RFR: 8186838: Generalize Atomic::inc/dec with templates

Tue Sep 5 08:04:52 UTC 2017

Hi Andrew,

On 2017-09-04 18:05, Andrew Haley wrote:
> Hi,
>
> On 04/09/17 14:31, Erik Österlund wrote:
>
>> On 2017-09-04 12:41, Andrew Haley wrote:
>>> On 04/09/17 11:26, Erik Österlund wrote:
>>>> 1) I want evidence for this claim. Can you get leading and trailing dmb
>>>> sy (rather than dmb ish) for atomic operations on ARMv7?
>>> I hope not.  There is no reason for us to want such a thing in HotSpot.
>>> But even if we did want such a thing, we could crop down to asm: the
>>> point is the usual cases, not weird corner cases.
>> So we can not emit any fencing we want with GCC intrinsics, let alone
>> the fencing we already have and rely on today on ARMv7.
> There are corner cases, for which asm can be used, yes.

Yes, and unfortunately the corner cases is precisely what we want.

>> The discussion about whether we should relax our ARMv7 fencing or
>> not is a different discussion, and is unrelated to the claim that we
>> can get any fencing we want with GCC intrinsics.
> I accept the point in principle, but I suggest it's a bad example: I
> do not believe that we want DMB SY.

I am glad we at least agree about the point in principle. :)
If you are willing to make a case for relaxing dmb sy, please feel free 
to do so in another RFE. Note however that the choice was all but 
accidental. It was a conscious choice. I would prefer not to derail more 
than we already have in this thread if that is okay.

>> The point is that we can not control the
>> fencing arbitrarily, let alone even get the fencing we have today.
> Arbitrarily, no.  But I guess you'd expect me to point out that
> argument can be flipped on its head: if we'd used intrinsics rather
> than asms the mistake of using DMB SY would have been averted.  You
> can look at this issue in (at least) two ways.  :-)
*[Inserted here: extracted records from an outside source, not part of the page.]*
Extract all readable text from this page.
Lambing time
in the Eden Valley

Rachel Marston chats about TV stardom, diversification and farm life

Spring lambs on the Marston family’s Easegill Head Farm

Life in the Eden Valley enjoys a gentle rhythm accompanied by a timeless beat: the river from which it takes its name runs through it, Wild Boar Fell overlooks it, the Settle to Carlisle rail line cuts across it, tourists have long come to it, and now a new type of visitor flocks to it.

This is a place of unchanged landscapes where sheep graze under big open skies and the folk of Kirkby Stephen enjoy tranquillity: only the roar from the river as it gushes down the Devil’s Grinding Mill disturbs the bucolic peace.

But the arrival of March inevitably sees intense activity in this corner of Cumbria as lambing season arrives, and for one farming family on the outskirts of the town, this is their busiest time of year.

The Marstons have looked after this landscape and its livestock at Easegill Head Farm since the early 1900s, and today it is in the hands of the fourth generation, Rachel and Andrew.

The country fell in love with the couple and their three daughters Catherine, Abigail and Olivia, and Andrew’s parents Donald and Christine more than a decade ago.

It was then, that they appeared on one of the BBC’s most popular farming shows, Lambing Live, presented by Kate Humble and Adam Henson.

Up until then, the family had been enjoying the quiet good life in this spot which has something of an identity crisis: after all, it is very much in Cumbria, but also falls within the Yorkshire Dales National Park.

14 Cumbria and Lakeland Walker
I accept the point that there is a possibility GCC will mess up but 
likewise also that we will mess up and GCC not. Please note however that 
this does not mean that using GCC intrinsics will allow us to blindly 
trust GCC. The fencing done in our runtime must be reflected in our JIT. 
So anything we have messed up in our fencing that is fixed in GCC but 
not in our code generation, would still end up biting us as long as we 
have a JIT that must be tightly bound to our runtime. Conversely, the 
problem might get worse if different versions of GCC have some fix and 
others do not. And clang that uses the same intrinsics might have subtly 
different behaviour. And our memory model itself is subtly different to 
their memory model, making it incompatible. For example, our atomics 
typically conservatively guarantees bidirectional full fencing, while 
theirs does not.

>
>>>> 2) Even if you could and the compiler happens to generate that - we can
>>>> not rely on it because there is no contract to the compiler what fence
>>>> instructions it elects to use. The only contract the compiler needs to
>>>> abide to is how atomic C++ operations interact with other C++
>>>> operations. And we do not want the underlying fencing to silently change
>>>> when performing compiler upgrades.
>>> There is no way that GCC writers would break ABI compatibility in such a
>>> fundamental way.  There would be a firestorm.  I know this because even
>>> if no-one else started the fire, I would.  I am a GCC author.
>> Thank you for your reassurance. I appreciate that you take ABI
>> compatibility seriously. Yet over the years, the bindings have changed
>> over time as our understanding of implications of the memory model has
>> evolved - especially when mixing stronger and weaker accesses on the
>> same fields.
> Absolutely so, yes, and IMVHO such code should be taken from HotSpot
> and quietly put out of its misery.  Even if the program is correct
> it'll require a lot of analysis, and pity the poor programmer who
> comes across it in a few years' time.

Analysis that still has to be done.

>> Even 2017, there are still papers published about how
>> seq_cst mixed with weaker memory ordering needs fixing in the bindings
>> (cf. "Repairing sequential consistency in C/C++11", PLDI'17), resulting
>> in new bindings with both leading sync and trailing sync conventions
>> being proposed (the choice of convention is up to compiler writers).
> Sure, but there's no way that GCC (or any other serious compiler) is
> going to make changes in a way that isn't at least compatible with
> existing binaries.  Power PC has its problems, mostly due to being
> rather old, and I'm not at all surprised to hear that mistakes have
> been made, given that the language used in the processor definition
> and the language used in the C++ language standard don't map onto each
> other in an obvious way.

Perhaps. But it is nevertheless an abstraction crime to rely on that. A 
reliance I would personally prefer to avoid if possible (and it is).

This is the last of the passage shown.